A l'heure où les échéances historiques se rapprochent dramatiquement et dangereusement, cette fête de LO a donc révélé à la fois que la bourgeoisie préparait son dispositif politique contre le prolétariat et que ce dernier n'arrivait pas à dégager une avant-garde politique conséquente. Loin s'en faut. Et si le nombre réduit de militants est en partie, et en partie seulement, dû à des considérations objectives sur lesquelles il est difficile d'agir, et est somme toute secondaire, par contre l'inconséquence politique pour une grande part résultat direct de la gangrène de l'opportunisme politique - le cas du CCI est manifeste - ou pour le moins la mollesse politique causée par l'absence de conviction et de sureté politiques sont des faiblesses qu'il est possible, nécessaire, indispensable, et urgent de combattre.

Combattre l'opportunisme, combattre le centrisme ; combattre la pénétration des idées et valeurs bourgeoises au sein des forces communistes, combattre les hésitations et les doutes ; voilà nos mots d'ordre pour les communistes.
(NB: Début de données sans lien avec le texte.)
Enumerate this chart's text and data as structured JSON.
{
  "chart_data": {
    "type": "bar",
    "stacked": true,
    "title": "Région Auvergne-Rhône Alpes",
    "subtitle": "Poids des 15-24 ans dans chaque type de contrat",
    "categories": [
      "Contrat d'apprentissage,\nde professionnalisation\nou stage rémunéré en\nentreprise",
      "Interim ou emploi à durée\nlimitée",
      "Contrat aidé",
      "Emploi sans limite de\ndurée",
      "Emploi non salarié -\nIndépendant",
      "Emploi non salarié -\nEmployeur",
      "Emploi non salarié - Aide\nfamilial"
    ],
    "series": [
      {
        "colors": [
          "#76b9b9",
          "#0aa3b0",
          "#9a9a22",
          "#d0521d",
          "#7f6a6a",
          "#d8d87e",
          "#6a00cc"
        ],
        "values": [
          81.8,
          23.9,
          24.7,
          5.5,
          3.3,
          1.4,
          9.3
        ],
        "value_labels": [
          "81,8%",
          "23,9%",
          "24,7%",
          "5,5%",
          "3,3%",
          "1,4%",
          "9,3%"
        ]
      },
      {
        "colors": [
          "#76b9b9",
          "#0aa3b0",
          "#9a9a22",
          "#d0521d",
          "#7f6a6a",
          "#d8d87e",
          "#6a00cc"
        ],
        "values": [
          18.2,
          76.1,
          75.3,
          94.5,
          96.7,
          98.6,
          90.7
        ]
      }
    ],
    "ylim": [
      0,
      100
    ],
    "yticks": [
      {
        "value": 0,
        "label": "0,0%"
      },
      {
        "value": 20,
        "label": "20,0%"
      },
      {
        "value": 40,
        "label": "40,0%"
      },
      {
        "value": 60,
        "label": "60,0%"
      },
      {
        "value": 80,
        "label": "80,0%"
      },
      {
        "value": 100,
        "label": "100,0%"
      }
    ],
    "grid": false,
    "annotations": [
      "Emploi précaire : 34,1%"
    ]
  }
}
Inévitablement, la bourgeoisie - de moins en moins en capacité de repousser dans le temps les conséquences des contradictions insolubles du mode de production capitaliste -pousse à l'affrontement de classe contre le prolétariat. Nous allons vers des affontements de classe décisifs. Dans le même temps, on peut le constater tous les jours, les préparatifs de la guerre généralisée vont bon train. C'est dans le cadre de cette alternative entre l'issue prolétarienne et l'issue bourgeoise à la crise que les communistes se doivent d'inscrire concrètement, consciemment et résolument leur activité. Il ne fait aucun doute que la classe ouvrière ménera le combat, qu'elle ira à l'affrontement. La dimension politique de cet affrontement sera centrale et déterminante. Elle est la clé de la situation historique. Pour le prolétariat, cette dimension politique ne peut être portée que par ses minorités communistes. Le fait que ces dernières soient aujourd'hui dans une situation d'extrême faiblesse doit nous alerter, doit alerter tous les militants communistes. Et les mobiliser...

Juillet 2006


Notes:

1 : Tous les ans à la Pentecôte, se tient la "fête" du groupe trotskiste français, Lutte ouvrière (LO du nom de son journal) dans la région parisienne. A côté du côté kermesse, LO organise des débats publics avec d'autres groupes trotskistes (notamment la LCR, IVème Internationale). Un lieu est réservé à la tenue de stand des groupes politiques, y inclus ceux de la Gauche communiste, et ceux-ci peuvent en outre tenir des forums publics où tout le monde peut intervenir.
Pour cette raison, la "fête de LO" est un baromètre du rapport de forces entre les classes, entre l'extrème gauche de la bourgeoisie d'une part et les groupes du camp prolétarien d'autre part. Cette année particulièrement. Il s'agit certes d'une photo, avec les limites de temps et de lieu de toute photo, mais d'une photo qui exprime un moment d'une situation politique. On peut y voir la capacité et la volonté des groupes du camp prolétarien à mener le combat contre les expressions de l'extrème gauche de la bourgeoisie.

2 Notes des luttes étudiantes en France, 19 mars 2006, uniquement paru sur le site anglais du CCI, traduit et souligné par nous.